|The Oryx - Linda's new favorite animal|
It has been so long since I posted a blog entry that this is just going to be an overview of our time in Namibia. I’ll post individual entries later along with more from South Africa and Botswana.
Namibia is a dry country of amazing contrasts. Its European colonial history began with ‘discovery’ by the Portuguese as they were searching for that elusive route around Africa to the East and its spices. But as a colony, it was founded by Germany with the exception of the port of Walfish Bay (Walvis Bay) which somehow the British commandeered as a port to furnish its inland colonies. When Germany lost World War I, the colony was given to South Africa to administer. Over the years, the United Nations tried to get South Africa to give up control, but it took fighting and was not until 1990 that Namibia gained independence. Walvis Bay was added in 1994. Meanwhile, South Africa had extended its apartheid regime into Namibia. The legacy remains, but Namibians will tell you with pride that race is not an issue today.
|Our camp from the air|
The coastal city of Swakopmund is the most interesting urban area in Namibia. The German heritage is easily seen in the buildings and the monument honoring the 1904 defeat of the local tribe. Moreover, even though English is the national language, you are much more likely to hear German spoken on the street and in the shops. Unlike the other southern African naitons we have visited, the overwhelming majority of visitors here are from German or Switzerland. I had to go back four months to find another American in the guest book at our hotel.

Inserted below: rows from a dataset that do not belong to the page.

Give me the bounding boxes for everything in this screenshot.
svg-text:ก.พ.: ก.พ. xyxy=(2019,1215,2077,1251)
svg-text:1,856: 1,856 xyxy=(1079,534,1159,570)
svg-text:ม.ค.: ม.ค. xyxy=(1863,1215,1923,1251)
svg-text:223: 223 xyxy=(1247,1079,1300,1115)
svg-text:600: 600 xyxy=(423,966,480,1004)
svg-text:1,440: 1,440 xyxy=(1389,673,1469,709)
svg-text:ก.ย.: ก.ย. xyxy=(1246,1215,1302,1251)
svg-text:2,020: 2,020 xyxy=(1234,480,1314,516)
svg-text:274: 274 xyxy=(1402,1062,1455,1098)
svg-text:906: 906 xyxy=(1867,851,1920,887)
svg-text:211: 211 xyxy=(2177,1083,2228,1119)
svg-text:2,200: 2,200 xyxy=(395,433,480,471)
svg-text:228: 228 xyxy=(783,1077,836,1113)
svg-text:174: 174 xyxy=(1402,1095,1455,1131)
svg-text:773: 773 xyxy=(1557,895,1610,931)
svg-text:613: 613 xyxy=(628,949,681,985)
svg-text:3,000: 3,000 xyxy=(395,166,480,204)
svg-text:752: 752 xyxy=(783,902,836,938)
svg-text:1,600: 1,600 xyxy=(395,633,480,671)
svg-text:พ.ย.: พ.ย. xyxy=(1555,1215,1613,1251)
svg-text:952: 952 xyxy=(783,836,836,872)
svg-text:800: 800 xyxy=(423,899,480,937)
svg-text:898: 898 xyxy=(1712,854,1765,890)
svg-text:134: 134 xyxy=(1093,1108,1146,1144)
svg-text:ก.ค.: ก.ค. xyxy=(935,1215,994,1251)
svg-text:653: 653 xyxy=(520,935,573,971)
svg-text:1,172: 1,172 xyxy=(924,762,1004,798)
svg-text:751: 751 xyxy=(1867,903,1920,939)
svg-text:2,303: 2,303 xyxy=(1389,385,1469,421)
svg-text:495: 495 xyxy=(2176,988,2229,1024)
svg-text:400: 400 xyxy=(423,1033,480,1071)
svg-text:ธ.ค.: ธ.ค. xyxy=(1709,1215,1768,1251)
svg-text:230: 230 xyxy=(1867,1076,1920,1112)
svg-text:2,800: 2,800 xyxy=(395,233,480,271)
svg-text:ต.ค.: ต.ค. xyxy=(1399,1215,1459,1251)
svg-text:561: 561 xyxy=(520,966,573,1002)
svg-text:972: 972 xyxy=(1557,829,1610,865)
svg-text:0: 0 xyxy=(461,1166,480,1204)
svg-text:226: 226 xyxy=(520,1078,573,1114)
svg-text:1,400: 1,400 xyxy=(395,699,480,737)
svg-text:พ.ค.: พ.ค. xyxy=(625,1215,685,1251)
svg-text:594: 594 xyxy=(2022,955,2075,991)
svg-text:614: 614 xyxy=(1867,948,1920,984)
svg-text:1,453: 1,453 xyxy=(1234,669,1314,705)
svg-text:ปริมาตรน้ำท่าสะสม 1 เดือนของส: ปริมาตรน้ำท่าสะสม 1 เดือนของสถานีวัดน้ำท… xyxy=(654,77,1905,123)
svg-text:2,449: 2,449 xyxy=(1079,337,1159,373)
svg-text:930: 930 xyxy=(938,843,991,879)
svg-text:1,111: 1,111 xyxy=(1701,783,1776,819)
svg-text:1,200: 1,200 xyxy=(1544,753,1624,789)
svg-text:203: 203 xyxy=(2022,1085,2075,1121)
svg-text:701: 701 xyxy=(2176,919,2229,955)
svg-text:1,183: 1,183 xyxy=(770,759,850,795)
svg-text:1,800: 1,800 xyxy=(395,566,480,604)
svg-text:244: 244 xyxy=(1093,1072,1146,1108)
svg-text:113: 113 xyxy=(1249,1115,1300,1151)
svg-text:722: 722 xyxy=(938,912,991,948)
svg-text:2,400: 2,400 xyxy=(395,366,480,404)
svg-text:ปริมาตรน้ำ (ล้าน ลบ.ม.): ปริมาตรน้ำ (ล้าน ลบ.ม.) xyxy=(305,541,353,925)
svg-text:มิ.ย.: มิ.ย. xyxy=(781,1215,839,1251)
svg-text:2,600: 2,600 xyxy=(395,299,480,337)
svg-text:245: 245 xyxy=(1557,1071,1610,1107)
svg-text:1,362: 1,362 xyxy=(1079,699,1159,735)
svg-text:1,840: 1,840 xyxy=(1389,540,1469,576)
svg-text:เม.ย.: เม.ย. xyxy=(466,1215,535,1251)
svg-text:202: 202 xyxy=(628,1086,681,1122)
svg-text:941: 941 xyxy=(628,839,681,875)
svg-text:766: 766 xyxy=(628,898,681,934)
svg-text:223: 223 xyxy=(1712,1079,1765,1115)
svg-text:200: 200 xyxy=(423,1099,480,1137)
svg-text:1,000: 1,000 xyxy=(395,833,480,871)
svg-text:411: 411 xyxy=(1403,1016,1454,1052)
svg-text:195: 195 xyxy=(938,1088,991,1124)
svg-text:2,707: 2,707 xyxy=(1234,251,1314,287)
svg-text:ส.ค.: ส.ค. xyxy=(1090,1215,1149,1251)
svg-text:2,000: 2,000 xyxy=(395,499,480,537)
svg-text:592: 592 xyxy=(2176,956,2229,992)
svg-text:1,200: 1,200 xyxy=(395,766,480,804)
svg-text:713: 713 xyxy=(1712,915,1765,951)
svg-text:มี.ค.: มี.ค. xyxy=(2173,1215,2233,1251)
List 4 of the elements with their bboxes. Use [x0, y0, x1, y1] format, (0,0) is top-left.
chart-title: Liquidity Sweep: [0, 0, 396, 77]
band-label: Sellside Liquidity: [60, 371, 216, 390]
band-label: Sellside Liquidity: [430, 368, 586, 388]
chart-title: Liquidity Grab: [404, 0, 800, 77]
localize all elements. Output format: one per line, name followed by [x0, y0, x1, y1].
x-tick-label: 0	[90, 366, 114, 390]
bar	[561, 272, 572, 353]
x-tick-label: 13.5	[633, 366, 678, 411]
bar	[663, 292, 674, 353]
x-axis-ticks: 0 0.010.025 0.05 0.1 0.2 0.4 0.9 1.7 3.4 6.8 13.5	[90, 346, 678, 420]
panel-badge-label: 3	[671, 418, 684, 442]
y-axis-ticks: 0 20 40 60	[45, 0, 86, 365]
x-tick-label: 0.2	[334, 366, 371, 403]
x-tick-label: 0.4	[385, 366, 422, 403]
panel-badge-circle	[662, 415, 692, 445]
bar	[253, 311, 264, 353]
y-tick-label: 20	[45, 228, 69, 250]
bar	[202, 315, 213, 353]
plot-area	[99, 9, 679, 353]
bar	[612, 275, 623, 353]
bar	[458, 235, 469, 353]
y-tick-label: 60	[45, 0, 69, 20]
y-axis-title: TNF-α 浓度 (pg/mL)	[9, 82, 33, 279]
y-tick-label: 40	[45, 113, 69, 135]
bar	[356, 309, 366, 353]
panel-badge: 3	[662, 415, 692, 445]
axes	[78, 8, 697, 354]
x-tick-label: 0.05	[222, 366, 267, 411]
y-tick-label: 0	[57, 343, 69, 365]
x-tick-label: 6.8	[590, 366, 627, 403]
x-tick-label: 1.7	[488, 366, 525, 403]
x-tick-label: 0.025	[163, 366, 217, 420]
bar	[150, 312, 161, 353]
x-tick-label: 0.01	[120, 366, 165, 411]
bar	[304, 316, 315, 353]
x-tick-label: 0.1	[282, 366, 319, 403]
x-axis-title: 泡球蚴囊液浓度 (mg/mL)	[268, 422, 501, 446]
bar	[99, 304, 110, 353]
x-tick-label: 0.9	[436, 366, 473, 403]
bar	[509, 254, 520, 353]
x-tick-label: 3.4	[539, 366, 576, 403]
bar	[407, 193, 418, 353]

Our first stop was Sossusvlei, a national park you have certainly seen in pictures. The red sand and the dead trees are unmistakable. Animal life is minimal which only makes the oryx and springbok more dramatic when you see them silhouetted against the dry landscape. Nor are there a lot of birds, but eleven of the 23 birds we saw were new ones. The treeless landscape also allowed us the opportunity to see jackals and bat-eared foxes.
From Sossusvlei we flew 140 miles to Swakopmund and then drove to Damaraland for a different landscape experience. With just a bit more water and occasional river flow, this area has enough trees to support a healthy population of elephants. We also saw kudu and steenbok. As in Sossusvlei, the lack of predators means the animals can live in peace and humans are able to walk the property without a guard.
Our next to last stop is the famous Etosha National Park where animals abound. Almost a quarter of the area is the Etosha Pan, a dry lakebed so salty that nothing grows on it. The rest of the park varies from dry scrubland to forested areas. Waterholes dispersed about the landscape provide enough water for a good variety of animal and bird life, incluinding lions, leopards, and cheetahs. The only missing animals are those that need lots of water like cape buffalo and hippopotamus. Best are the thriving populations of black and white rhinoceros, one of the few places in Africa that can make that claim. The facility manager says that the best anti-poaching unit here is the lions.
|Southern Pale Chanting Goshawk|
Tomorrow we leave Etosha for Otjiworongo and the Waterburg Plateau. More later.